A seleção de pessoal para a segurança pública deveria ser baseada na avaliação de um perfil que a sociedade construiu como desejável. É na construção desse perfil que está o primeiro problema do nosso policiamento. Um dos erros do perfil é o nível de escolarização exigido. Não é possível que alguém que não terminou a sua instrução formal, o chamado ensino médio, possa sair em missão de policiamento, portar uma arma, relatar uma ocorrência etc.

Sem completar a instrução formal, o conjunto de informações de que a sociedade dispõe e que usa para funcionar não será do conhecimento do policial, inviabilizando a sua atuação como educador. Em outras palavras, este policial não terá uma compreensão ética da lei e da ordem.

Como o nível de escolarização do brasileiro é muito baixo, condicionou-se a exigência de poucos anos de escolarização para profissões de baixa remuneração e de pouca projeção social, fazendo com que os policiais de rua sejam recrutados entre aqueles de baixa renda e menos tempo de escolarização, que, no Brasil, infelizmente, são sinônimos.

A isto se soma a má qualidade do ensino no Brasil, que contribui também para o mau desenvolvimento da cidadania. Sem um desenvolvimento apurado do raciocínio abstrato, não é possível a compreensão do universo das relações sociais, inviabilizando o trabalho preventivo da polícia. Pessoas que compreendem mal o funcionamento de sua sociedade, não podem gerir corretamente os gestores da segurança pública, ficando a mercê de suas idiossincrasias e vícios.

Os exemplos dessa gestão deficiente se acumulam nas ruas. Freqüentemente vemos policiais comprando alimentos em camelôs; andando em transportes piratas; batendo papo, enquanto motoristas avançam sobre os pedestres e pedestres atravessam fora da faixa; passeando entre camelôs que vendem cigarros e comercializam tickets-refeição e vales-transporte; ignorando carros em fila dupla; conversando no celular, enquanto policiam; descumprindo as regras de trânsito ao volante de seus carros e até mesmo nos carros oficiais; ignorando as bancas de jogo-do-bicho; sendo apontados como agentes do crime; sendo filmados cometendo crimes etc.

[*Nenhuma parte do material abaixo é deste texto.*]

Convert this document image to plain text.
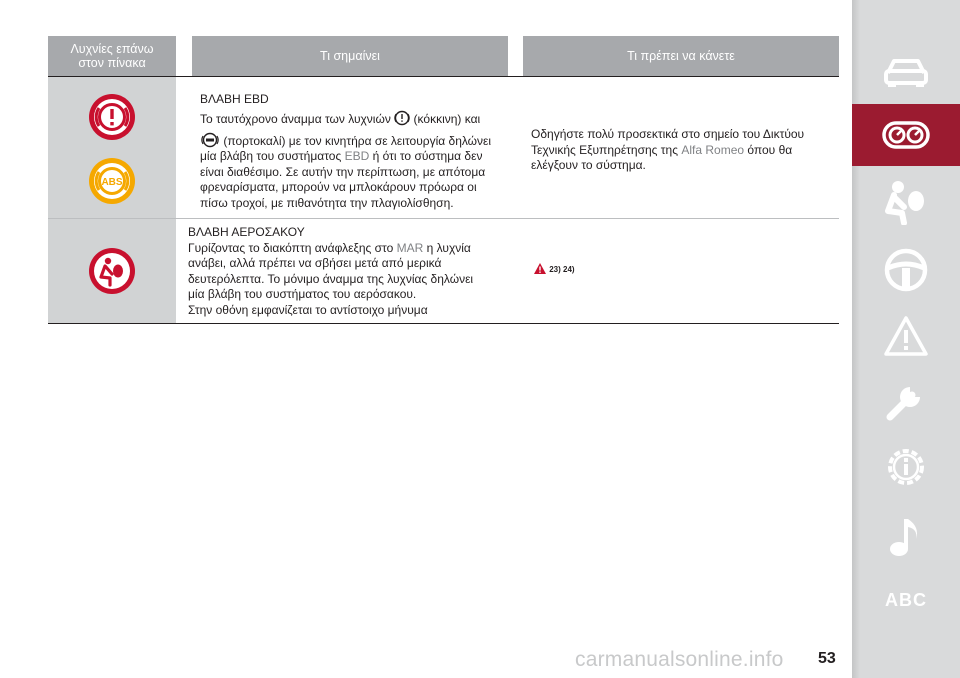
Λυχνίες επάνω στον πίνακα	Τι σημαίνει	Τι πρέπει να κάνετε
ABS
ΒΛΑΒΗ EBD
Το ταυτόχρονο άναμμα των λυχνιών (κόκκινη) και
(πορτοκαλί) με τον κινητήρα σε λειτουργία δηλώνει
μία βλάβη του συστήματος EBD ή ότι το σύστημα δεν
είναι διαθέσιμο. Σε αυτήν την περίπτωση, με απότομα
φρεναρίσματα, μπορούν να μπλοκάρουν πρόωρα οι
πίσω τροχοί, με πιθανότητα την πλαγιολίσθηση.
Οδηγήστε πολύ προσεκτικά στο σημείο του Δικτύου
Τεχνικής Εξυπηρέτησης της Alfa Romeo όπου θα
ελέγξουν το σύστημα.
ΒΛΑΒΗ ΑΕΡΟΣΑΚΟΥ
Γυρίζοντας το διακόπτη ανάφλεξης στο MAR η λυχνία
ανάβει, αλλά πρέπει να σβήσει μετά από μερικά
δευτερόλεπτα. Το μόνιμο άναμμα της λυχνίας δηλώνει
μία βλάβη του συστήματος του αερόσακου.
Στην οθόνη εμφανίζεται το αντίστοιχο μήνυμα
23) 24)
ABC
carmanualsonline.info 53
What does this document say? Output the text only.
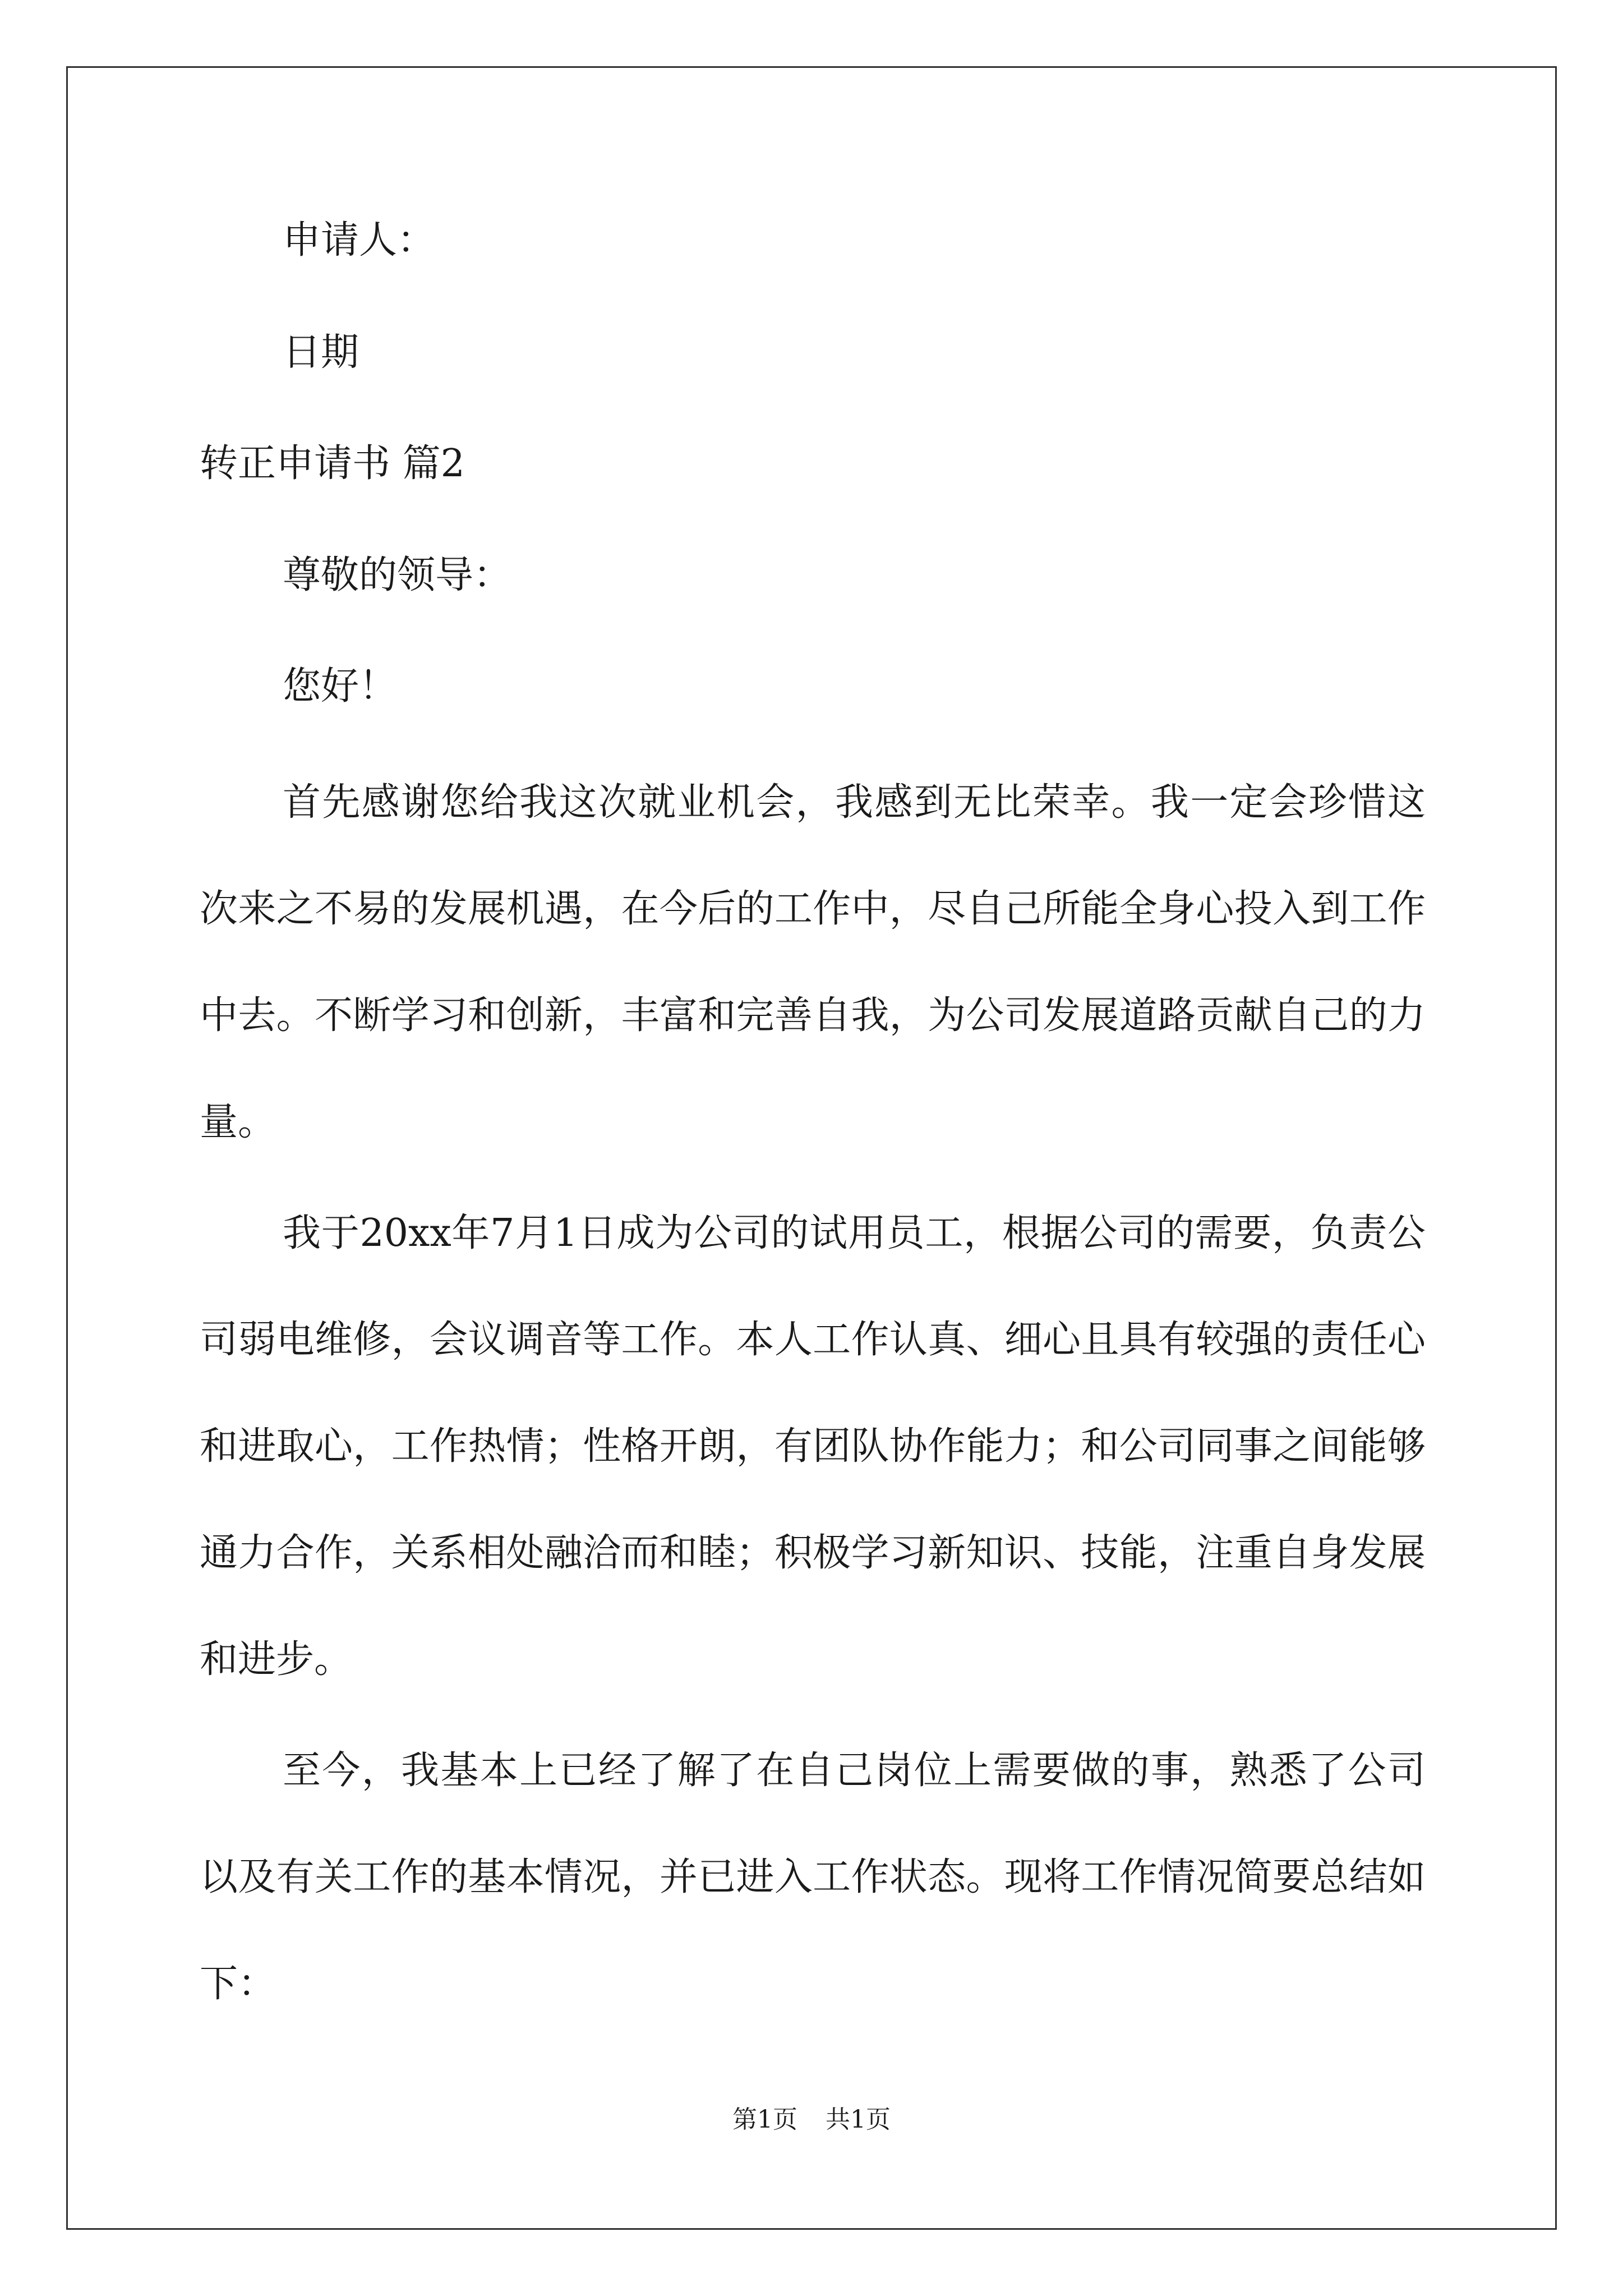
申请人：
日期
转正申请书 篇2
尊敬的领导：
您好！

首先感谢您给我这次就业机会，我感到无比荣幸。我一定会珍惜这次来之不易的发展机遇，在今后的工作中，尽自己所能全身心投入到工作中去。不断学习和创新，丰富和完善自我，为公司发展道路贡献自己的力量。

我于20xx年7月1日成为公司的试用员工，根据公司的需要，负责公司弱电维修，会议调音等工作。本人工作认真、细心且具有较强的责任心和进取心，工作热情；性格开朗，有团队协作能力；和公司同事之间能够通力合作，关系相处融洽而和睦；积极学习新知识、技能，注重自身发展和进步。

至今，我基本上已经了解了在自己岗位上需要做的事，熟悉了公司以及有关工作的基本情况，并已进入工作状态。现将工作情况简要总结如下：

第1页 共1页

O famoso modelo de tolerância zero com o crime tornou-se piada nos lugares onde foi aplicado, porque seus executores não têm a mínima compreensão do que seja respeitar a lei no cotidiano do exercício profissional. Como iriam estender isto aos seus programas de gestão de segurança? Modelos de comportamento não são maquetes, assim como as leis não são apenas palavras. Para que funcionem necessitam do dinamismo do dia-a-dia. É isto que os faz serem modelos, não o desejo de que funcionem como tal.

Para nossa vergonha, a imprensa brasileira consagrou a expressão "a lei não pegou", mostrando que nós, brasileiros, consideramos a disciplina uma coisa de momento, que pode ou não acontecer, ao sabor de nossa vontade. Não pensamos a sociedade como um conjunto de pessoas dispostas a preservar o direito coletivo com a mesma força e intensidade com que cada um luta pelo seu direito individual.

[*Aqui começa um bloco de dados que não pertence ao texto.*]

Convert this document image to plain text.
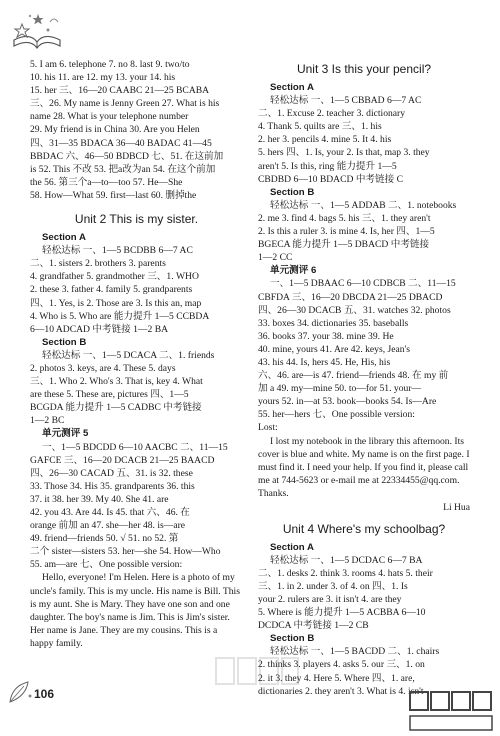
5. I am 6. telephone 7. no 8. last 9. two/to
10. his 11. are 12. my 13. your 14. his
15. her 三、16—20 CAABC 21—25 BCABA
三、26. My name is Jenny Green 27. What is his
name 28. What is your telephone number
29. My friend is in China 30. Are you Helen
四、31—35 BDACA 36—40 BADAC 41—45
BBDAC 六、46—50 BDBCD 七、51. 在这前加
is 52. This 不改 53. 把a改为an 54. 在这个前加
the 56. 第三个a—to—too 57. He—She
58. How—What 59. first—last 60. 删掉the
Unit 2 This is my sister.
Section A
轻松达标 一、1—5 BCDBB 6—7 AC
二、1. sisters 2. brothers 3. parents
4. grandfather 5. grandmother 三、1. WHO
2. these 3. father 4. family 5. grandparents
四、1. Yes, is 2. Those are 3. Is this an, map
4. Who is 5. Who are 能力提升 1—5 CCBDA
6—10 ADCAD 中考链接 1—2 BA
Section B
轻松达标 一、1—5 DCACA 二、1. friends
2. photos 3. keys, are 4. These 5. days
三、1. Who 2. Who's 3. That is, key 4. What
are these 5. These are, pictures 四、1—5
BCGDA 能力提升 1—5 CADBC 中考链接
1—2 BC
单元测评 5
一、1—5 BDCDD 6—10 AACBC 二、11—15
GAFCE 三、16—20 DCACB 21—25 BAACD
四、26—30 CACAD 五、31. is 32. these
33. Those 34. His 35. grandparents 36. this
37. it 38. her 39. My 40. She 41. are
42. you 43. Are 44. Is 45. that 六、46. 在
orange 前加 an 47. she—her 48. is—are
49. friend—friends 50. √ 51. no 52. 第
二个 sister—sisters 53. her—she 54. How—Who
55. am—are 七、One possible version:
Hello, everyone! I'm Helen. Here is a photo of my uncle's family. This is my uncle. His name is Bill. This is my aunt. She is Mary. They have one son and one daughter. The boy's name is Jim. This is Jim's sister. Her name is Jane. They are my cousins. This is a happy family.
Unit 3 Is this your pencil?
Section A
轻松达标 一、1—5 CBBAD 6—7 AC
二、1. Excuse 2. teacher 3. dictionary
4. Thank 5. quilts are 三、1. his
2. her 3. pencils 4. mine 5. It 4. his
5. hers 四、1. Is, your 2. Is that, map 3. they
aren't 5. Is this, ring 能力提升 1—5
CBDBD 6—10 BDACD 中考链接 C
Section B
轻松达标 一、1—5 ADDAB 二、1. notebooks
2. me 3. find 4. bags 5. his 三、1. they aren't
2. Is this a ruler 3. is mine 4. Is, her 四、1—5
BGECA 能力提升 1—5 DBACD 中考链接
1—2 CC
单元测评 6
一、1—5 DBAAC 6—10 CDBCB 二、11—15
CBFDA 三、16—20 DBCDA 21—25 DBACD
四、26—30 DCACB 五、31. watches 32. photos
33. boxes 34. dictionaries 35. baseballs
36. books 37. your 38. mine 39. He
40. mine, yours 41. Are 42. keys, Jean's
43. his 44. Is, hers 45. He, His, his
六、46. are—is 47. friend—friends 48. 在 my 前
加 a 49. my—mine 50. to—for 51. your—
yours 52. in—at 53. book—books 54. Is—Are
55. her—hers 七、One possible version:
Lost:
I lost my notebook in the library this afternoon. Its cover is blue and white. My name is on the first page. I must find it. I need your help. If you find it, please call me at 744-5623 or e-mail me at 22334455@qq.com. Thanks.
Li Hua
Unit 4 Where's my schoolbag?
Section A
轻松达标 一、1—5 DCDAC 6—7 BA
二、1. desks 2. think 3. rooms 4. hats 5. their
三、1. in 2. under 3. of 4. on 四、1. Is
your 2. rulers are 3. it isn't 4. are they
5. Where is 能力提升 1—5 ACBBA 6—10
DCDCA 中考链接 1—2 CB
Section B
轻松达标 一、1—5 BACDD 二、1. chairs
2. thinks 3. players 4. asks 5. our 三、1. on
2. it 3. they 4. Here 5. Where 四、1. are,
dictionaries 2. they aren't 3. What is 4. isn't
106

Dessa forma, perguntamos, qual será a utilidade preventiva de colocarmos mais policiais nas ruas? A mim parece que teremos mais maus exemplos para a juventude e mais desesperança para o cidadão. Será antes necessário repensar o policiamento, através de um trabalho de educação social dos policiais e da sociedade como um todo.

O trabalho de segurança pública é, antes de tudo, um trabalho de prevenção da criminalidade e sua execução deve ser debatida pela sociedade: alunos e professores, pais e filhos, patrões e empregados, homens e mulheres, crentes e descrentes. Não pode ficar restrito a contratar policiais, comprar viaturas e a construir prisões.

É preciso reeducar o cidadão para o respeito à lei e o policial para o respeito à sociedade, e, ambos, para exercício pleno da cidadania.